Re: [PATCH v2] unicode: don't write -1 after NUL terminator

From: Gabriel Krisman Bertazi
Date: Mon Nov 07 2022 - 09:45:33 EST


"Jason A. Donenfeld" <Jason@xxxxxxxxx> writes:

> If the intention is to overwrite the first NUL with a -1, s[strlen(s)]
> is the first NUL, not s[strlen(s)+1].

Hi Jason,

This code is part of the verification of the trie that done at the end
of utf8data generation. It is making sure the tree is not corrupted, by
ensuring that utf8byte doesn't see something past the correct end of the
string (the first NULL byte). Note it is not a bad memory access
either, since we guarantee to have allocated enough space.
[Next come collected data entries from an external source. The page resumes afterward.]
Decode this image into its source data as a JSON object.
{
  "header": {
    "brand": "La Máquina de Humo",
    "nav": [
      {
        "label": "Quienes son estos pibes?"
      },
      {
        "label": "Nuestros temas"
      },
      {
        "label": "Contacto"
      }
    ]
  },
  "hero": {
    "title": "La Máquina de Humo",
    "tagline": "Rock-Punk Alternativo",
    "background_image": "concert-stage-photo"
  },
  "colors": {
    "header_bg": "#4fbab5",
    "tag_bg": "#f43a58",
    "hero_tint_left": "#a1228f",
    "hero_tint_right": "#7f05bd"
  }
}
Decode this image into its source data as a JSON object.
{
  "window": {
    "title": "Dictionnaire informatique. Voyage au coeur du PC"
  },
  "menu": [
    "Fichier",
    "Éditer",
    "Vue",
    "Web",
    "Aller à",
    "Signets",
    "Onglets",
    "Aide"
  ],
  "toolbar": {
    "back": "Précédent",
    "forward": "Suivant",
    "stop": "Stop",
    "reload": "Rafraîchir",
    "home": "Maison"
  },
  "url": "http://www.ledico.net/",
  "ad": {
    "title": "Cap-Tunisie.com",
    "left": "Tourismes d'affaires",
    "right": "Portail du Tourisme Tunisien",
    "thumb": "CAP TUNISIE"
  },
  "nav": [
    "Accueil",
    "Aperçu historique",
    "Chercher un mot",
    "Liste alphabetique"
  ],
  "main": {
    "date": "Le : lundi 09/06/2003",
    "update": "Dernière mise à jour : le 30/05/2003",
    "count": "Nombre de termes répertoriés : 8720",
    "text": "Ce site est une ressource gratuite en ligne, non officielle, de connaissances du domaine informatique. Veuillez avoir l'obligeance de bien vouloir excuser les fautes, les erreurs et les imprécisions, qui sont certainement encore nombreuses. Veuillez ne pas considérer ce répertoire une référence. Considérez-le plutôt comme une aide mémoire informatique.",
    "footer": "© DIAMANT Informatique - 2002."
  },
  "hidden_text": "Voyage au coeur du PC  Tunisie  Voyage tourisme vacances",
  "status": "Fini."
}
So I think the code is correct as is. if you apply your patch and
regenerate utf8data.h_shipped, utf8byte will reach that -1 and fail the
verification.

> Cc: Gabriel Krisman Bertazi <krisman@xxxxxxxxxxxxx>
> Cc: stable@xxxxxxxxxxxxxxx
> Signed-off-by: Jason A. Donenfeld <Jason@xxxxxxxxx>
> ---
> fs/unicode/mkutf8data.c | 2 +-
> 1 file changed, 1 insertion(+), 1 deletion(-)
>
> diff --git a/fs/unicode/mkutf8data.c b/fs/unicode/mkutf8data.c
> index bc1a7c8b5c8d..61800e0d3226 100644
> --- a/fs/unicode/mkutf8data.c
> +++ b/fs/unicode/mkutf8data.c
> @@ -3194,7 +3194,7 @@ static int normalize_line(struct tree *tree)
> /* Second test: length-limited string. */
> s = buf2;
> /* Replace NUL with a value that will cause an error if seen. */
> - s[strlen(s) + 1] = -1;
> + s[strlen(s)] = -1;
> t = buf3;
> if (utf8cursor(&u8c, tree, s))
> return -1;

--
Gabriel Krisman Bertazi